Without this knowledge they are definately missing out on valuable information as to how the rest of the instrument works and performs, there are up to 5 double and four single reeds to contend with, which will all need some kind of adjustments at some stage of their life.

Don't get caught out, especially if you are away from your pipe maker abroad, this happened to a top player who once asked me to make and fit a reed to his instrument, this is where the problems start, there is a distinct lack of standardisation in this industry, not all makers instruments are the same, and making a reed for a strange instrument can be very time consuming to say the least, in most cases not worth the time and effort in doing so, the information here and on many other sites is free, so there is no excuse whatsoever at not having a go.

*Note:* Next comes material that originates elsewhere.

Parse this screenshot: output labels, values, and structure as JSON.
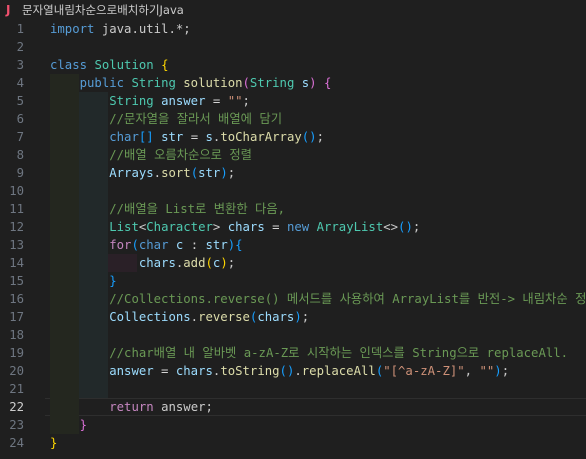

The first and most important thing you need to do when first making your own reeds is, the need for consistency, for the first time, try to make all your reeds as close to each other as possible and only make one reed at a time or you could be building in the same inconsistencies if you made a batch of reeds, once you find something that works, stick with it, always record all your settings, so you have something to fall back on later.

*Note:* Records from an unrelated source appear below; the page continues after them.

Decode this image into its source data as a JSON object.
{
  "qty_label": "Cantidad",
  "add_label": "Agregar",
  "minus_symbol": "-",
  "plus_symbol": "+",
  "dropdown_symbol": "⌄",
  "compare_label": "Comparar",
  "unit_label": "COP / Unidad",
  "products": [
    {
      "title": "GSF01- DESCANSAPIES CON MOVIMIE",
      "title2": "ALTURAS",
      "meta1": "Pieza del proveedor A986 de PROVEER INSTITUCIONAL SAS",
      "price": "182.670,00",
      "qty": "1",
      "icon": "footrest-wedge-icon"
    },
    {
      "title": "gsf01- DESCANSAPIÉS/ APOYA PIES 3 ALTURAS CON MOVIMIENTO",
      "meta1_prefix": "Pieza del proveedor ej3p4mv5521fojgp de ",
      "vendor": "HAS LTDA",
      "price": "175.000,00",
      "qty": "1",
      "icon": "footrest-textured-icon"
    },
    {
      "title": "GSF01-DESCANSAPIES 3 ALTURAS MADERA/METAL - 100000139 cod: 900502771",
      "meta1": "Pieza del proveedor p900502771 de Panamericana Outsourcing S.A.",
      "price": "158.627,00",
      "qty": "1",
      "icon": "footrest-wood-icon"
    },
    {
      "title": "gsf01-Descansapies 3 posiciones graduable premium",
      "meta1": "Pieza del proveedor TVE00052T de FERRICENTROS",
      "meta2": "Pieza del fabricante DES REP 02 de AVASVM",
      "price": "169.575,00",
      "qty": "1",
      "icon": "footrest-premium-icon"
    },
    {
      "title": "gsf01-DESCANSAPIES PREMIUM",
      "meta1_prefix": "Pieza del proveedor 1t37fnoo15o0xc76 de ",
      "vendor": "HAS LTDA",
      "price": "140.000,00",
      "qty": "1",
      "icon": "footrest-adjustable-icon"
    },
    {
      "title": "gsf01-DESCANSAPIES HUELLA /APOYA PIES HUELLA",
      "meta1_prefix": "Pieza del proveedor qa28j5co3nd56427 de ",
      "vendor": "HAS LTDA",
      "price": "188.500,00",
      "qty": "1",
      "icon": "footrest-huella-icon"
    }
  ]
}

There are many different techniques and ways of making a chanter reed today, the following stages are simply a guide for making reeds that are fitted into my own instruments, they may not work in all makers pipes, but will give you an idea of where to start.

To work out how to make a staple blank strip you do the following, Take the diameter of the mandrel to be used, then add this to the thickness of the material you will be using to roll, then multiply this figure by 3.14, and you will have the exact width of the blank you will need to roll around the mandrel.

A few tips for the beginner is, when you scrape the reed try and get the petals so they vibrate or play in the chanter without a bridle fitted, if you do this you will be somewhere to making a reliable reed, getting the reed to play without the bridle fitted means that the two half's of the reed are sitting comfortably without any undue stresses, which would be present if the reed had to be opened or closed more than 1.00mm in order of getting it to sound, if this is the case the two half's of the head would be under undue stresses via forces from the bridle and a dull sounding reed might be obtained, the reed needs to vibrate freely without those stresses.

In order of getting the petals to be in a playable position, there are two parameters that need attention, For instance, the size of the sanding cylinder in relation to the width and thickness of each slip, example a 77.00mm diameter sanding cylinder used on a slip of 13.20mm wide X 1.00 thick should give an eye or opening well below 1.00mm, and when scraped the reed should close down so that it plays in the chanter without a bridle fitted, try experimenting with your sizes until you get the desired effects.